Difference between Mahalwari System and Permanent Settlement:
- Under the permanent settlement, the revenue rate was fixed Permanently, not to be increased. But in the Mahalwari System, it was decided that the rate of revenue would be revised periodically.
- Zamindars collected the revenue from peasants in Permanent Settlement and gave a fixed part to the company. In Mahalwari this work was done by village headmen.
Give two problems that arose with the New Munro System of Fixing Revenue.
- The ryots were supposed to improve their lands, but they did not. The system supposed peasants to get changed into rich enterprising farmers, but this did not happen.
- The revenue officials fixed too high a revenue demand. Ryots were not able to pay this much revenue.
Why were ryots reluctant to grow indigo?
The reluctance of Ryots to grow Indigo:
- The planters generally forced the ryots to sign a contract.
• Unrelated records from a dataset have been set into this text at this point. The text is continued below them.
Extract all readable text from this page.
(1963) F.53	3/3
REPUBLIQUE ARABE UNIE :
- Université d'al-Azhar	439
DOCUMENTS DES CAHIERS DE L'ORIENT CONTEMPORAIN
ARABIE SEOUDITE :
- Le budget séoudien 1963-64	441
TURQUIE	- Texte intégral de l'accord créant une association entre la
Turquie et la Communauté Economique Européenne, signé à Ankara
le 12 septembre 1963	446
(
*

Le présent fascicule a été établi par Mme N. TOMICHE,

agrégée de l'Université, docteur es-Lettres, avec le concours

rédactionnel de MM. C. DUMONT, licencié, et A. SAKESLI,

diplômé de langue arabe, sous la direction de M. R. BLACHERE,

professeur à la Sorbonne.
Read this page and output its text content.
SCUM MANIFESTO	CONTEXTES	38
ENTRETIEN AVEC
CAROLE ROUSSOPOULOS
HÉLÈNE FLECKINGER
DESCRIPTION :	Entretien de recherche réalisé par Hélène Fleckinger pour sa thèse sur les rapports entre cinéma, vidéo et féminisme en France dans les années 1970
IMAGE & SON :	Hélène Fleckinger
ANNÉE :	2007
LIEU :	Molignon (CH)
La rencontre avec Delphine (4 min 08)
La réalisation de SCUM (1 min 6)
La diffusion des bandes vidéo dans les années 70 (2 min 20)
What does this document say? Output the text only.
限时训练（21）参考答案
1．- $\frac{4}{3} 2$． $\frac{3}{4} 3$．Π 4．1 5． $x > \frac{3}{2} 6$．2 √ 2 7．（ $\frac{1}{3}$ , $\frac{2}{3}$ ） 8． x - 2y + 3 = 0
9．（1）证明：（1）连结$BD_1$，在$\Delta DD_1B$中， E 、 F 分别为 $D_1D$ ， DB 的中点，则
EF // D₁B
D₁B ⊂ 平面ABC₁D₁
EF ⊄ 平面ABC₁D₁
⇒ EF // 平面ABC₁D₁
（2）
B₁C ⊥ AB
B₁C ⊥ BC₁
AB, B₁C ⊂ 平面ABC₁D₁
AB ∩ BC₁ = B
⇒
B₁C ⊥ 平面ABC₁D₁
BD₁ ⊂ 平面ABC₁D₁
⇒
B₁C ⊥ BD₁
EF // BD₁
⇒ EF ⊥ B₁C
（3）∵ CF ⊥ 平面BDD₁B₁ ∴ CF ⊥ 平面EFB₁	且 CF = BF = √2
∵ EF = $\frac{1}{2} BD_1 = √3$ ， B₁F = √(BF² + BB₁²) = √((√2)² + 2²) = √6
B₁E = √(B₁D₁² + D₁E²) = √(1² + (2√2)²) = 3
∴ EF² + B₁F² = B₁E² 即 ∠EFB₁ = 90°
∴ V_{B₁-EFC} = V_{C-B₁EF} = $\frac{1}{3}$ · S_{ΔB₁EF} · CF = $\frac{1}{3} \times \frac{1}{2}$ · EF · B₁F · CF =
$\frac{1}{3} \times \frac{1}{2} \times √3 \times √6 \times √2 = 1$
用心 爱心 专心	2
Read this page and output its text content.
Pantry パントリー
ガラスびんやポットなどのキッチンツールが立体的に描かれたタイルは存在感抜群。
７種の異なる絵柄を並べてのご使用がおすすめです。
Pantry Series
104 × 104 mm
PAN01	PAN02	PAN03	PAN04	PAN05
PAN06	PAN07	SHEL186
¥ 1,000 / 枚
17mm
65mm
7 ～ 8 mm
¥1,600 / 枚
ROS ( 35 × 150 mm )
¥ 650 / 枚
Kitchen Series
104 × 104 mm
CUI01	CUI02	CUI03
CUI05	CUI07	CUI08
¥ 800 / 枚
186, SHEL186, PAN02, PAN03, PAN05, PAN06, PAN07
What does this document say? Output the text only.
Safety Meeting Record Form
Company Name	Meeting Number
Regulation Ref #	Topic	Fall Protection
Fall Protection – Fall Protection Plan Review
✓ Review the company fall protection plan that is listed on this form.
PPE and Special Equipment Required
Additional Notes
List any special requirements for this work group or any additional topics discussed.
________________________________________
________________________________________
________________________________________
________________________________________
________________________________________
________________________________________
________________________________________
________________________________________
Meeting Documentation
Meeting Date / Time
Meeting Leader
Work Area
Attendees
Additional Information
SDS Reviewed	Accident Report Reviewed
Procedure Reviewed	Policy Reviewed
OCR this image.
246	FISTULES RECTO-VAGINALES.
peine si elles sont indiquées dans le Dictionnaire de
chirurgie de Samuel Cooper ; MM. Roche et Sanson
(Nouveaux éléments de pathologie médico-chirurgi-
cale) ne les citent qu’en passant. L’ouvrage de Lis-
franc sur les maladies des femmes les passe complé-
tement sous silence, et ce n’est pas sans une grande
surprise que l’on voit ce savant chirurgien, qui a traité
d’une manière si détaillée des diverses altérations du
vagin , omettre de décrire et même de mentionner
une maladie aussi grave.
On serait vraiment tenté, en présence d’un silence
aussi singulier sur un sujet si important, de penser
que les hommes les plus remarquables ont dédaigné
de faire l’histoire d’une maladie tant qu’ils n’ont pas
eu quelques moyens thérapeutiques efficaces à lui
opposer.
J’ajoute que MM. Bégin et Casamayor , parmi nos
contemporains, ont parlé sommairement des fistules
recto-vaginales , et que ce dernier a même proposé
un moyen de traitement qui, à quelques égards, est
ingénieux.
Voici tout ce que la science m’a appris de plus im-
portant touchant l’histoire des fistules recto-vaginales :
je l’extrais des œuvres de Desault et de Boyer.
- Cash advances were given at low-interest rates but that loan committed the ryots to cultivate at least 25% of holding with indigo.
- The planter provided seed, drill, etc. and actual cultivation was done by the cultivator.
- After the delivery of the harvested crop to the planter, a new loan was given to the ryot.
- This way the ryot \yas trapped in a cycle of the loan. They realized that they were actually getting a low rate for their hard labour.
- Planters forced the ryots to grow indigo on the best soils. Whereas the cultivators wanted to use that for rice.
What were the circumstances which led to the eventual collapse of indigo production in Bengal?
- The indigo cultivators in Bengal were given loans but for that, they had to grow indigo on at least 25 percent of the area under their holdings.
- The planters provided only seed and drill. The rest of the works till the crop was harvested, was to be done by the ryots.
- The price the ryots got for their indigo, was very low. They had to take loans to repay their previous loans. Thus, the cycle of loans was never-ending.
- The planters usually insisted that indigo should be cultivated on the best soils in which peasants preferred to cultivate rice.
- The indigo crops exhausted the soil rapidly. After an indigo harvest, the land could not be sown with rice. These were certain circumstances which led to the eventual collapse of indigo production in Bengal.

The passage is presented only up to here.